Eventually, Ahmed shot the remaining two hostages. Warbington died at the scene, while McDaniel was critically wounded and died two days later at Rapides Regional Medical Center in Alexandria. Soon afterward, the Louisiana State Police broke into the bank and fatally shot Ahmed. It did not appear that Ahmed knew the hostages, but the hostages recognized him.

==Perpetrator==
Fuaed Abdo Ahmed (c. 1993 - August 13, 2013) was identified as the hostage-taker and shooter. His family owned a Trak service station located across the street from the bank. His parents were from Yemen. According to Ahmed on Facebook, he was born in Fresno, California and was Muslim.

Ahmed had been a football player at the private Briarfield Academy, located in Lake Providence in East Carroll Parish in far northeastern Louisiana. His coach, Ben Durham, said that Ahmed had 2,700 rushing yards and 40 touchdowns in his senior year. Durham described Ahmed as never displaying aggressive behavior when playing football, "He was a normal good kid. It's not like he ever had any fits of rage. Ever." Sometime later, Durham said that he had a Facebook conversation with Ahmed and noticed the emergence of his paranoid tendencies.

===FBI encounter in April 2013===
On August 23, 2013, it was disclosed that the Federal Bureau of Investigation had interviewed Ahmed in April while he was visiting in Yemen; his family reported him missing or possibly kidnapped. Ahmed told the agents that he had not been kidnapped and was hearing voices in his head and at times felt suicidal but claimed he would not injure others. Ahmed was also interviewed in June by the Department of Homeland Security in Los Angeles, when he returned to the United States from Yemen. Agents asked him about a Facebook photo posted of himself holding an AK-47 rifle in Yemen. During this interview, DHS said that Ahmed denied any criminal activity or inclination toward terrorism. Authorities in Los Angeles conducted their own evaluation of Ahmed and placed him a medical facility for several days of mental evaluation.

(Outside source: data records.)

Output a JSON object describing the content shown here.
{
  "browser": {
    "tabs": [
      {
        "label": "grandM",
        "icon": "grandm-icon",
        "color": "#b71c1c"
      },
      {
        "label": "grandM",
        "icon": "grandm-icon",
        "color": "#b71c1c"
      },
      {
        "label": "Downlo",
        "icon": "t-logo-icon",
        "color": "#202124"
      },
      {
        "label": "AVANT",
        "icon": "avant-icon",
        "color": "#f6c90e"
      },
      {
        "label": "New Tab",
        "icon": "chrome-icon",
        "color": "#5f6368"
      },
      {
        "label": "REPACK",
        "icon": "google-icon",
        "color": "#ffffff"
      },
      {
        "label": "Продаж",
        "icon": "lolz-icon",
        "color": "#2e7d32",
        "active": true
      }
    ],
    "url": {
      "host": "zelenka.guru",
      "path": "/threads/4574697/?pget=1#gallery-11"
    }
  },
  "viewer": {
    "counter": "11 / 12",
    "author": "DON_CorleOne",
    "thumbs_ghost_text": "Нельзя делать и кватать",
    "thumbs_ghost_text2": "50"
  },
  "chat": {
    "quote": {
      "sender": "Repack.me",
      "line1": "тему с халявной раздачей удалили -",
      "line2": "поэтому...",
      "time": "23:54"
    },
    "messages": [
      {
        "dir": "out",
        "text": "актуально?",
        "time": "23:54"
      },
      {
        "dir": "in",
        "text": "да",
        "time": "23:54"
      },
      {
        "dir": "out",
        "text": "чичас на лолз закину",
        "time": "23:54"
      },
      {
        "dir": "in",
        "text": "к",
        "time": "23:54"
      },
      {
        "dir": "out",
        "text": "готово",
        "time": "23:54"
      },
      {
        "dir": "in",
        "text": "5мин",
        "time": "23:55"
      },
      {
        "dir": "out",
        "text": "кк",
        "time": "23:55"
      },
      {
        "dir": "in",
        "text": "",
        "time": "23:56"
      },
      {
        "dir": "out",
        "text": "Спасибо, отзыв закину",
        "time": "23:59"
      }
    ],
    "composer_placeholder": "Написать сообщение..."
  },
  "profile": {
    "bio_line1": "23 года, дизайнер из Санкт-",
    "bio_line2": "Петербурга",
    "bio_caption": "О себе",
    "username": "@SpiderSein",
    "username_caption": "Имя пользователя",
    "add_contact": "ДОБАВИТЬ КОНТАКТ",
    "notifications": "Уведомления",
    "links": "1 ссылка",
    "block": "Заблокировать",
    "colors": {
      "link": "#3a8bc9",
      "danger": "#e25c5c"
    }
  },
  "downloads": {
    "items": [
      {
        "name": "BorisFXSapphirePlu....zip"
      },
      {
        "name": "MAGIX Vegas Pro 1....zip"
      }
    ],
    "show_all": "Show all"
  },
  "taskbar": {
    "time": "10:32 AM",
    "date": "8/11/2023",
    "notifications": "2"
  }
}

===Mental health problems===
On March 12, 2014, state police confirmed after a months-long investigation that Ahmed had been treated at a California hospital several weeks prior to the shooting for paranoid schizophrenia. His brother, Yasser, told police that Ahmed had employed yoga for six hours a day in a vain attempt to "cure himself", rather than taking medication prescribed by doctors. Police found in Ahmed's room a bottle of Risperidone, a drug used to treat schizophrenia; only three of the sixty pills were missing. Yasser confirmed too that Ahmed had used narcotics and bath salts before he left Louisiana State University in Baton Rouge, where he had been a short-term student.

An investigation found that the four-member SWAT team that breached the bank fired a total of twelve shots and struck Ahmed eight times, finding the police actions justifiable. In a letter found inside the vehicle that he drove to the bank, Ahmed claimed to have ended his ties to Islam, his family, and Middle Eastern culture and heritage. Instead, he extolled his American citizenship and said that he had become a "born again Christian". Even with those claims,
Ahmed contradicted himself when he wrote in the letter, seen by officials as a last will and testament, that neither whites nor non-Muslims could attend his funeral.

==Aftermath==
Some 300 St. Joseph residents came together on the evening of August 20 to commemorate the victims. Ronny McDaniel, the husband of Tamara McDaniel, told the gathering that he is relying on his faith, saying, "I know in my heart it was meant to be. It was God's will to take them home. If they could come back right now, they wouldn't come back. I just believe they're in a better place."

Robby White, husband of Patricia White, the hostage who was released, explained the loss to the community:
This tragedy wasn't on the scale of 9/11, but it had the same effect on this community. There's no way to describe the feelings that each of us felt when we discovered the situation had turned so very wrong. We became stunned, shocked and so damn angry.

Colonel Edmonson addressed the gathering and announced a thorough investigation would be undertaken to determine why Ahmed attacked the bank and its employees. Edmonson said that a final report since released would attempt to reveal Ahmed's state of mind to help perhaps prevent future attacks of this kind.